ドージェは万能な独裁者ではありませんでした。彼には多くの制約が課され、独断で政務を遂行することは許されませんでした。国政はいくつかの委員会によって運営されてきたのです。

そのドージェの邸宅であり、政庁であったのがサン・マルコ寺院に隣接するドゥカーレ宮殿です。今日ではヴェネツィア市民美術館財団が運営する美術館として公開されています。

サン・マルコの鐘楼(左)とドゥカーレ宮殿(右)

ヴァカンスシーズンでは入場列が伸びるそうですが、年末の朝一ということもあり、すんなりと入場できました。

ドゥカーレ宮殿はまず8世紀に建造され、12~16世紀に今日残る姿に改修されました。

宮殿は中庭を囲むように作られています。この中には井戸が二つ。雨水を敷石から地中に浸み込ませ、濾過した水をくみ上げられる仕組みになっています。海水の上にある都では、このようにして飲み水を確保していました。

西洋と東洋を結ぶ地中海貿易の中心地、その莫大な利益で繁栄した共和国の政庁です。政治の場であると同時に外交の場でもあったドゥカーレ宮殿は、その力を見せつけるかのように煌びやかな装飾が各所に施されています。

一番広い部屋は大評議会(最高議会)の間。
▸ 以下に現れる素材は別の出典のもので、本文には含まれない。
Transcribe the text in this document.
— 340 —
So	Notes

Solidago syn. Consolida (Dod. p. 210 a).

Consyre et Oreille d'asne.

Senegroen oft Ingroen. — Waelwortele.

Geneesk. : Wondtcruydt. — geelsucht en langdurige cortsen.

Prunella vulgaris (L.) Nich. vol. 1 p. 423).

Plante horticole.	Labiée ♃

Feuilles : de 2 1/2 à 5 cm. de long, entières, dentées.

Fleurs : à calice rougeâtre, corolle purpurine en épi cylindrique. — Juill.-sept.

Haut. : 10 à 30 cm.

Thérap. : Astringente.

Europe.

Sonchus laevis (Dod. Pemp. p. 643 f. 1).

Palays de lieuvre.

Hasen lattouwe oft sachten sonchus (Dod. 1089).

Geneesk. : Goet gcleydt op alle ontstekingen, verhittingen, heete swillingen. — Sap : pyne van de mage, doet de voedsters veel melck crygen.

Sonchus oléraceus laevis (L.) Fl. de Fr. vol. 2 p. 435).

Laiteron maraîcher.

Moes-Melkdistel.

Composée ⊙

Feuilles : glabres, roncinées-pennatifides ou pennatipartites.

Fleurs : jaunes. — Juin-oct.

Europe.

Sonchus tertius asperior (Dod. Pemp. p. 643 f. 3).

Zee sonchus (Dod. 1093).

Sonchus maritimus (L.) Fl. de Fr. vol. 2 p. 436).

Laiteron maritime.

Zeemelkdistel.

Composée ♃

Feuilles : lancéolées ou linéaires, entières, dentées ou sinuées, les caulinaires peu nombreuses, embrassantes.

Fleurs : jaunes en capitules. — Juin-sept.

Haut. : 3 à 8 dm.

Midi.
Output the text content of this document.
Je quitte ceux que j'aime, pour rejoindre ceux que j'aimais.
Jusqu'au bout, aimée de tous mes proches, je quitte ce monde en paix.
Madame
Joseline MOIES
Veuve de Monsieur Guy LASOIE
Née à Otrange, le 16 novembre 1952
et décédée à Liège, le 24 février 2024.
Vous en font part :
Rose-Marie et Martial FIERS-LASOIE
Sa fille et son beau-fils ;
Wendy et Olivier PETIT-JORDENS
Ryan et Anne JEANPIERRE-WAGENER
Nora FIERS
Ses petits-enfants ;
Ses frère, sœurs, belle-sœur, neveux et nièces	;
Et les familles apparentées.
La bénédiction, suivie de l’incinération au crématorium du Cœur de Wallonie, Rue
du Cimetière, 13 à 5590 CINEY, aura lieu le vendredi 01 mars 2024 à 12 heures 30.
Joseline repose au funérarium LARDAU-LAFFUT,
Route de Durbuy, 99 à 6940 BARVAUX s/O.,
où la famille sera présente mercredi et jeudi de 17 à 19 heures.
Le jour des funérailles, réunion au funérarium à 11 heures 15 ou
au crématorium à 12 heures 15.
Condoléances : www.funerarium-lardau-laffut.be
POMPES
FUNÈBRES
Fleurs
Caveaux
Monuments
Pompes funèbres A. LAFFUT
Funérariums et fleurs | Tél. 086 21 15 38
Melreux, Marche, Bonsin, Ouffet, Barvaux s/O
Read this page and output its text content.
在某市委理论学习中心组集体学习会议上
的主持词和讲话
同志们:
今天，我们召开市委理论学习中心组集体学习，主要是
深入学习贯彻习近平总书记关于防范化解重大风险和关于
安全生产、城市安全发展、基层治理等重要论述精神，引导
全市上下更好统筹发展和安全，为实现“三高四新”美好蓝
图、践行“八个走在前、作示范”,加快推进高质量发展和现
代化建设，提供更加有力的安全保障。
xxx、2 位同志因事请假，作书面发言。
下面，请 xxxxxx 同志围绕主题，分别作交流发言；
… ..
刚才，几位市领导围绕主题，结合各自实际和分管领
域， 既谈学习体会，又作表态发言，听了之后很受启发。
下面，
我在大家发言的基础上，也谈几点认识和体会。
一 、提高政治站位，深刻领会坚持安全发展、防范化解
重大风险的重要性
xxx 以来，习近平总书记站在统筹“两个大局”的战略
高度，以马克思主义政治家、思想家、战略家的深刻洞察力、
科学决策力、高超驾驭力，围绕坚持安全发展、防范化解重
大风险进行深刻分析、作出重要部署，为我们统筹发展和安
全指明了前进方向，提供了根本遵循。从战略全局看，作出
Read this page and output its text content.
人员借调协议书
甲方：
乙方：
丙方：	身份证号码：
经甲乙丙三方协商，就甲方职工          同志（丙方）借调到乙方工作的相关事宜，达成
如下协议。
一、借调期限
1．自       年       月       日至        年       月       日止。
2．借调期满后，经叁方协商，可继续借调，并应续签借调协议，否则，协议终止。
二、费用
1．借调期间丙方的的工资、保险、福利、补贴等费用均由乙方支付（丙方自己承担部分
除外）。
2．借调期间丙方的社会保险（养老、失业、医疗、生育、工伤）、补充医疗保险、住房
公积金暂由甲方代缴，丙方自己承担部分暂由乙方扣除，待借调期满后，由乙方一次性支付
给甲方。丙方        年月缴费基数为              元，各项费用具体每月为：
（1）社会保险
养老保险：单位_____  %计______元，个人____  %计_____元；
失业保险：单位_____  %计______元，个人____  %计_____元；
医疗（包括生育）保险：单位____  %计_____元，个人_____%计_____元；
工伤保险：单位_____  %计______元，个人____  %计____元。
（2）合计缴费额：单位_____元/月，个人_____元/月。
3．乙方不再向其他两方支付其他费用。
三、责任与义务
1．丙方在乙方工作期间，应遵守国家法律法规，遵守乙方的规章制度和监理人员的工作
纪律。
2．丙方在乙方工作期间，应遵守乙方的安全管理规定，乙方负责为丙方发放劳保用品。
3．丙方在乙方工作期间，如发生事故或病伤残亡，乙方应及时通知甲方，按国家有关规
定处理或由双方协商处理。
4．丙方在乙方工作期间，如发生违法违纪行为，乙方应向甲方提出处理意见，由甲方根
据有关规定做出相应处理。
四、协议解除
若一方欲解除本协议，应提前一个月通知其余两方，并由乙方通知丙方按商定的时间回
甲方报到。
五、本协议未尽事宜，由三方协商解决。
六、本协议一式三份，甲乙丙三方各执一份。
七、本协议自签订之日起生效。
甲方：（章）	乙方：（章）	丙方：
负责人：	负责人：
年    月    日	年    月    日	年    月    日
ヴェネツィアの全貴族による議会を行うための広間です。柱が一本もない部屋としては、欧州最大規模の広さを誇り、最大2000人を収容することが可能だそうです。それは議会と呼ぶにはあまりにも規模が大きく、しばしば形式的なものになったであろうことは想像に難くありません。

大評議会の間

ドゥカーレ宮殿と小運河を挟んだ対岸には牢獄があり、これも現在では立派な観光資源となっています。

ドゥカーレ宮殿で裁かれた罪人は、小運河の上にかかる橋を渡り、この窓のない牢獄に収監されました。その橋の窓から見る「最後の景色」に多くの咎人がため息を漏らしたことから、「ため息橋」と呼ばれています。

ため息橋外観

在りし日の共和国の繁栄と、罪を犯した人の絶望。ドゥカーレ宮殿を見て回るには、なかなか気力と体力を必要とします。